The Damngivers – The Damngivers EP

The swaying nature of music is profuse in being able to control your passions and intentions with a delicate hand. For Long Beach’s The Damngivers, music finds an interesting equilibrium where leadman’s Gerry Gomez’ songwriting is able to fully digress around his band-mates country swoon. With the release of their self-titled five-song EP, the band is channeling a country rock that fittingly suits its frontman’s tongue-in-cheek demeanor. The aforementioned nature is one of The Damngivers’ best traits and part of the reason why their EP is a solid introduction to the band.
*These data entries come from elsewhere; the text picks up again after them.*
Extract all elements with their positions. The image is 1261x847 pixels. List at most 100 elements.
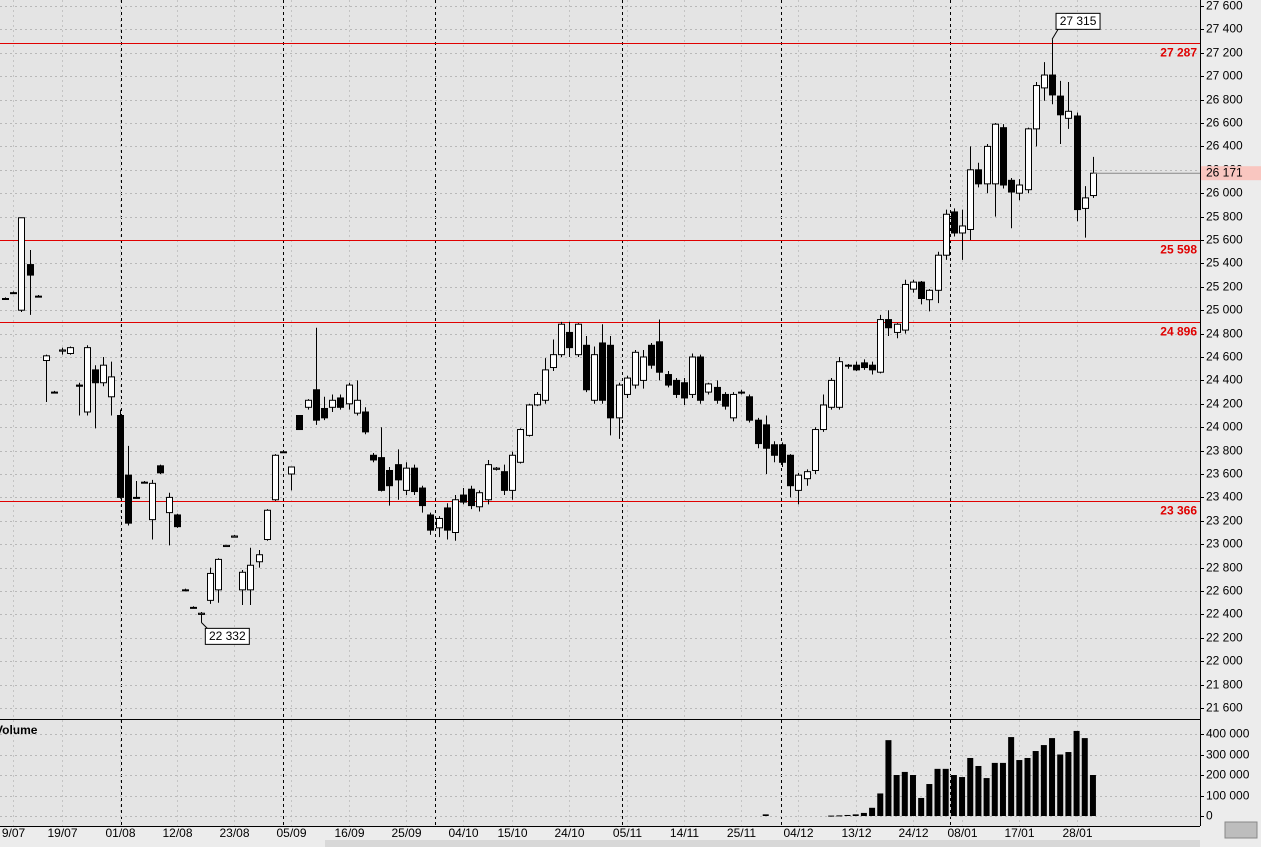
candle-body — [1033, 85, 1040, 130]
y-tick-label: 23 600 — [1206, 467, 1243, 481]
candle-body — [84, 347, 91, 413]
candle-body — [100, 364, 107, 384]
candle-body — [403, 467, 410, 491]
y-tick-label: 23 800 — [1206, 444, 1243, 458]
candle-body — [779, 444, 786, 463]
y-tick-label: 22 400 — [1206, 607, 1243, 621]
candle-body — [92, 369, 99, 384]
y-tick-label: 24 800 — [1206, 327, 1243, 341]
candle-body — [812, 429, 819, 471]
candle-body — [640, 356, 647, 381]
y-tick-label: 100 000 — [1206, 789, 1250, 803]
candle-body — [166, 496, 173, 514]
candle-body — [436, 517, 443, 529]
y-tick-label: 24 400 — [1206, 373, 1243, 387]
candle-body — [763, 424, 770, 449]
x-tick-label: 01/08 — [105, 826, 135, 840]
candle-body — [452, 499, 459, 533]
candle-body — [894, 323, 901, 333]
volume-bar — [918, 797, 925, 816]
y-tick-label: 21 800 — [1206, 678, 1243, 692]
candle-body — [665, 374, 672, 386]
candle-body — [804, 471, 811, 480]
level-label: 27 287 — [1160, 46, 1197, 60]
y-tick-label: 25 000 — [1206, 303, 1243, 317]
candle-body — [468, 488, 475, 507]
candle-body — [542, 369, 549, 401]
candle-body — [935, 254, 942, 291]
candle-body — [67, 347, 74, 354]
candle-body — [346, 384, 353, 405]
candle-body — [1049, 74, 1056, 96]
scrollbar[interactable] — [325, 840, 1200, 847]
volume-bar — [1065, 752, 1072, 816]
candle-body — [1057, 95, 1064, 116]
candle-body — [427, 514, 434, 531]
candle-body — [566, 331, 573, 349]
y-tick-label: 0 — [1206, 809, 1213, 823]
x-tick-label: 13/12 — [841, 826, 871, 840]
candle-body — [321, 407, 328, 419]
candle-body — [591, 354, 598, 401]
candle-body — [149, 482, 156, 521]
volume-bar — [991, 762, 998, 816]
candle-body — [493, 467, 500, 470]
volume-bar — [983, 778, 990, 816]
candle-body — [673, 379, 680, 395]
volume-bar — [1089, 775, 1096, 816]
volume-bar — [893, 775, 900, 816]
candle-body — [198, 612, 205, 615]
x-tick-label: 16/09 — [334, 826, 364, 840]
y-tick-label: 26 400 — [1206, 139, 1243, 153]
x-tick-label: 04/10 — [448, 826, 478, 840]
volume-bar — [967, 757, 974, 816]
candle-body — [1090, 172, 1097, 197]
volume-bar — [950, 775, 957, 816]
candle-body — [18, 217, 25, 311]
candle-body — [305, 399, 312, 408]
candle-body — [836, 361, 843, 408]
candle-body — [853, 364, 860, 371]
y-tick-label: 300 000 — [1206, 748, 1250, 762]
candle-body — [460, 494, 467, 503]
candle-body — [256, 554, 263, 563]
annotation-label: 22 332 — [209, 629, 246, 643]
candle-body — [599, 342, 606, 401]
candle-body — [607, 344, 614, 419]
volume-bar — [860, 812, 867, 816]
y-tick-label: 26 800 — [1206, 93, 1243, 107]
candle-body — [313, 389, 320, 421]
candle-body — [133, 496, 140, 499]
candle-body — [624, 377, 631, 395]
candle-body — [795, 474, 802, 491]
candle-body — [902, 283, 909, 331]
candle-body — [378, 457, 385, 491]
level-label: 23 366 — [1160, 504, 1197, 518]
candle-body — [746, 396, 753, 421]
x-tick-label: 14/11 — [670, 826, 699, 840]
candle-body — [264, 509, 271, 541]
x-tick-label: 24/10 — [554, 826, 584, 840]
candle-body — [108, 376, 115, 398]
candle-body — [951, 211, 958, 234]
level-label: 25 598 — [1160, 243, 1197, 257]
candle-body — [215, 558, 222, 591]
y-tick-label: 22 800 — [1206, 561, 1243, 575]
volume-bar — [869, 807, 876, 816]
x-tick-label: 15/10 — [497, 826, 527, 840]
candle-body — [722, 393, 729, 407]
candle-body — [738, 391, 745, 394]
candle-body — [288, 466, 295, 475]
candle-body — [681, 382, 688, 399]
volume-bar — [926, 784, 933, 816]
candle-body — [362, 411, 369, 433]
scroll-handle[interactable] — [1224, 821, 1258, 839]
candle-body — [395, 464, 402, 481]
volume-bar — [1024, 757, 1031, 816]
candle-body — [247, 564, 254, 591]
x-tick-label: 23/08 — [219, 826, 249, 840]
candle-body — [616, 384, 623, 419]
candle-body — [820, 404, 827, 431]
x-tick-label: 19/07 — [47, 826, 77, 840]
Hailing from California, the band relishes in a Southern-rock vibe that blends harmonica, banjo and guitar for a sound that while distinctly country, is never exaggerated. On “Lift Me Up,” Gomez sounds impassioned by the world spinning around him as he tries to instill some much needed life to the mundane grind. And while his voice sounds, strangely enough, like some kind of Franz Nicolay-Craig Finn fusion, there is a great spirit to the rolling tales he sings. “The Angler” offers up an abuser in the shape of a woman and how she manipulates her man’s every move. Playing the angle to whatever benefits her best, she’s always smiling behind the glean of a bluesy stomp. The band invigorates with a guitar twang that lightly supports Gomez’ depressive story; the blues is able to take many different forms nowadays.
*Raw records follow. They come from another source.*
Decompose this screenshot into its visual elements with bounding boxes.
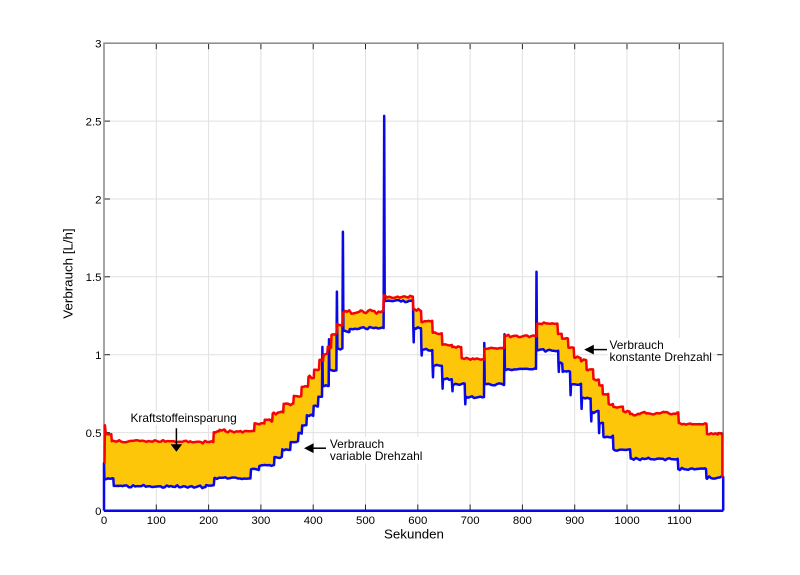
svg-text:Verbrauch [L/h]: Verbrauch [L/h]: [61, 228, 76, 318]
svg-text:3: 3: [95, 39, 101, 51]
svg-text:1.5: 1.5: [86, 272, 102, 284]
svg-text:0: 0: [95, 506, 101, 518]
svg-text:variable Drehzahl: variable Drehzahl: [330, 449, 423, 463]
svg-text:900: 900: [565, 515, 584, 527]
svg-text:1: 1: [95, 350, 101, 362]
svg-text:100: 100: [147, 515, 166, 527]
svg-text:Kraftstoffeinsparung: Kraftstoffeinsparung: [131, 411, 237, 425]
svg-text:konstante Drehzahl: konstante Drehzahl: [610, 350, 712, 364]
svg-text:1100: 1100: [667, 515, 692, 527]
svg-text:0.5: 0.5: [86, 428, 102, 440]
svg-text:300: 300: [251, 515, 270, 527]
svg-text:2: 2: [95, 194, 101, 206]
svg-text:2.5: 2.5: [86, 116, 102, 128]
svg-text:700: 700: [461, 515, 480, 527]
svg-text:500: 500: [356, 515, 375, 527]
svg-text:Verbrauch: Verbrauch: [330, 437, 384, 451]
svg-text:800: 800: [513, 515, 532, 527]
svg-text:400: 400: [304, 515, 323, 527]
svg-text:1000: 1000: [614, 515, 639, 527]
svg-text:0: 0: [101, 515, 107, 527]
svg-text:200: 200: [199, 515, 218, 527]
svg-text:600: 600: [408, 515, 427, 527]
svg-text:Verbrauch: Verbrauch: [610, 338, 664, 352]
svg-text:Sekunden: Sekunden: [384, 527, 444, 542]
On the driving force that is “Your Mouth Doesn’t Know What Your Mind Oughta,” The Damngivers ensure that their music is fervently felt. Rocking through a severe amount of stern advice from Gomez as the band rolls behind him; though Gomez offers some cheesy lines from time to time (“Just like the end of this song, my love will stop.”) It’s difficult to really place too much of an emphasis on songwriting that is only going to improve from here. The potential is definitely recognizable on a lot of gut-checked moments like the solemn stroll of “Stupid Things.” There’s no way of hiding the regret one feels when they say and do ‘stupid things,’ and still Gomez highlights that there is good in almost any situation. Like a Drive-By Truckers’ journey, the song chugs with a refreshing story that blends with its country swagger in just fashion.
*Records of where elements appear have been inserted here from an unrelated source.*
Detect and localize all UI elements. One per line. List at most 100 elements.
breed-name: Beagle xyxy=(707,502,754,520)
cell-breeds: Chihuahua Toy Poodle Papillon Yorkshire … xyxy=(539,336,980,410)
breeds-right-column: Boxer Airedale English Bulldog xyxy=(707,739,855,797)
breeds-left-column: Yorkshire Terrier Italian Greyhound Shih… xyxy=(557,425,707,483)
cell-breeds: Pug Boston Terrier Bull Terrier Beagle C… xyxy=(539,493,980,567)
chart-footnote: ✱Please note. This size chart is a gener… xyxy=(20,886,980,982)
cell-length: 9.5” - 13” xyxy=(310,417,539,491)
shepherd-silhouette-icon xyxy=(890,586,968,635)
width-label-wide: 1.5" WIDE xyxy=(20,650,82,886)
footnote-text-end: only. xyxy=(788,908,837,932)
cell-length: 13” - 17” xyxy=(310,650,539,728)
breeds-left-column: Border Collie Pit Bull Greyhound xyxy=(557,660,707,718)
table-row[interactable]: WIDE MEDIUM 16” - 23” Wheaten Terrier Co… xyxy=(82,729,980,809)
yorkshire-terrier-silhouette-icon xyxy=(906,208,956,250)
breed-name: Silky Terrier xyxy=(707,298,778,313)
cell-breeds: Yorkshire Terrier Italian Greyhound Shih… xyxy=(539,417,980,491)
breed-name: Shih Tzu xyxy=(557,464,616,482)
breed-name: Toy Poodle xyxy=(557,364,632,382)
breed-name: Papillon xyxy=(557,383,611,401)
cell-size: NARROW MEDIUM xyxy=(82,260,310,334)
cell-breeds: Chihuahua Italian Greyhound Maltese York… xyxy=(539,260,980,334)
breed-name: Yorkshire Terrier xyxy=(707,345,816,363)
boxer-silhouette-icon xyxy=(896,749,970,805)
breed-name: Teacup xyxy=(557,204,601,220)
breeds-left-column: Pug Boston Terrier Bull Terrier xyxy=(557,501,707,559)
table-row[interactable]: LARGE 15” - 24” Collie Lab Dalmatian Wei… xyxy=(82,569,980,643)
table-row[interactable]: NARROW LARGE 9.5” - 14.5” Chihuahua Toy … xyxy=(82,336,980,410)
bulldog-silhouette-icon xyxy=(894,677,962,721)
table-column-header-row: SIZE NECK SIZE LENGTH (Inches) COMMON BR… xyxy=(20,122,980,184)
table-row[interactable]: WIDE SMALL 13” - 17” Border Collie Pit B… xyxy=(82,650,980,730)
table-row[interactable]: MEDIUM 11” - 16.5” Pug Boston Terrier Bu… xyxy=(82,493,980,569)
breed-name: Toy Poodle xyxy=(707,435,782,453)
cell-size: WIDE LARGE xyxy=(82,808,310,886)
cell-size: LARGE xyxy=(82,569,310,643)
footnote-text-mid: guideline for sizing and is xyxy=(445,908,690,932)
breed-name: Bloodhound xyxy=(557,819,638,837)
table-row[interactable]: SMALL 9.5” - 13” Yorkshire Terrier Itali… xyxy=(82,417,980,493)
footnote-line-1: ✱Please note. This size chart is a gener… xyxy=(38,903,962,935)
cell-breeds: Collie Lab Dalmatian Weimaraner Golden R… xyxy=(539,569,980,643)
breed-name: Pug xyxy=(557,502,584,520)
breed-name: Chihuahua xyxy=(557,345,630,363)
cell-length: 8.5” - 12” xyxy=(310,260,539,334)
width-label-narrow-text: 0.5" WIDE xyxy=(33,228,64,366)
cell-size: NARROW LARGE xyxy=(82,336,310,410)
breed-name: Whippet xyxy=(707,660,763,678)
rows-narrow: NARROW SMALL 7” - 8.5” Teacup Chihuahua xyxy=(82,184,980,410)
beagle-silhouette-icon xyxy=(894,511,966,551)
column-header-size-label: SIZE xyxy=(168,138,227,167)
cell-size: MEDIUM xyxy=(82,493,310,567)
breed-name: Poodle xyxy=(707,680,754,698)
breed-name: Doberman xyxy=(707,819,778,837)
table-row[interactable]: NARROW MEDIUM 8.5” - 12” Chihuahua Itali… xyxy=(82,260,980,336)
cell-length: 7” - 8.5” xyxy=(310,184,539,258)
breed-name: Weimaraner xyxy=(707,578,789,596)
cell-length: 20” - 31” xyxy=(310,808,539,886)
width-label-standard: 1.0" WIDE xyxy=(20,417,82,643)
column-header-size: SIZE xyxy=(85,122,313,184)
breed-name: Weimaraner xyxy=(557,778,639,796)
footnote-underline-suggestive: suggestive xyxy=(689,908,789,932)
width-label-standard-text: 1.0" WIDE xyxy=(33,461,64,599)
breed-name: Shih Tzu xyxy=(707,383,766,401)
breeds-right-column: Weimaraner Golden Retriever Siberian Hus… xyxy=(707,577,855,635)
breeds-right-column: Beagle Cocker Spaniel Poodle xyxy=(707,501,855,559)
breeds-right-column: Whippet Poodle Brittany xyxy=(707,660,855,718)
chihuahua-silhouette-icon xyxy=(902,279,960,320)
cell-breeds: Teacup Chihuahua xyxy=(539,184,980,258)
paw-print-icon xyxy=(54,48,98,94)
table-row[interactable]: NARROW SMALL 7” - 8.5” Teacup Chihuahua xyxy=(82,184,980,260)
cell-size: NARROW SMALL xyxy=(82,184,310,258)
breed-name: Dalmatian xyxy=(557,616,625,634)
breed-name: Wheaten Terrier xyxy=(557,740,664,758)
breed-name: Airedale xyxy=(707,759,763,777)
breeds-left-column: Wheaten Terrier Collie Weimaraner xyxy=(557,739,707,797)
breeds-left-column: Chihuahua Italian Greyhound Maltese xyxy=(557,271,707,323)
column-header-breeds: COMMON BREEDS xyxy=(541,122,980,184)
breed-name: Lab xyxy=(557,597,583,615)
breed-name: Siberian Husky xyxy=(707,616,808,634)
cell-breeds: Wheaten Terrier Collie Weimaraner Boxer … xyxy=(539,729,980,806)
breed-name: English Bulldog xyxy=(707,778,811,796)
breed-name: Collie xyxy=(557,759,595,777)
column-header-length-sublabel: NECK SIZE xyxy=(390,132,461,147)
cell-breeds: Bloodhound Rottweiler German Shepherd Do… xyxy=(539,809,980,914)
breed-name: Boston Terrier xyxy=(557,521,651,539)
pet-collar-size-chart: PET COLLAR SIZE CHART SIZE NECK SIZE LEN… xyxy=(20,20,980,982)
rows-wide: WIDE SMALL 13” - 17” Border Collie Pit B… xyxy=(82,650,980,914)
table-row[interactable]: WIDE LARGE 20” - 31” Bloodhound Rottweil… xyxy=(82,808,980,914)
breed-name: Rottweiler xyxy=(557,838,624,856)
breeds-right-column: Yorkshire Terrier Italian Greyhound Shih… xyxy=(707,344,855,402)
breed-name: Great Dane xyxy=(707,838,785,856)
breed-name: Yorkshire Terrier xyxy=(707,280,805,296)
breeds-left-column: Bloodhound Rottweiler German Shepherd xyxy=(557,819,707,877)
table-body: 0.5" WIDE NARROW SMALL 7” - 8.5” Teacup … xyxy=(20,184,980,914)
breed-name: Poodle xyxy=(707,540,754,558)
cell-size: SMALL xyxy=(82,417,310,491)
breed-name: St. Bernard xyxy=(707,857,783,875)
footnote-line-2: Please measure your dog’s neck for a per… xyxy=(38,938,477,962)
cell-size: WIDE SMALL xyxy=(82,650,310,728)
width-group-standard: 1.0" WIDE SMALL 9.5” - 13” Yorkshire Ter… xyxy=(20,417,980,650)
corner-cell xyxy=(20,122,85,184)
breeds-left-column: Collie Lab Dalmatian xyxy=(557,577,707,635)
And so for Gomez and Co. the passions one feels are always going to be the most strident, the most remembered and sometimes, the most deserving. Life is definitely filled with many opportune moments that surely, signify what we’re all striving to do: succeed. The Damngivers prove that you can fully attempt your dreams while still remembering about your honest roots and desires. Their EP is, if nothing more, a solid testament to hard-work and true grit and for that, you’d definitely say it was a success.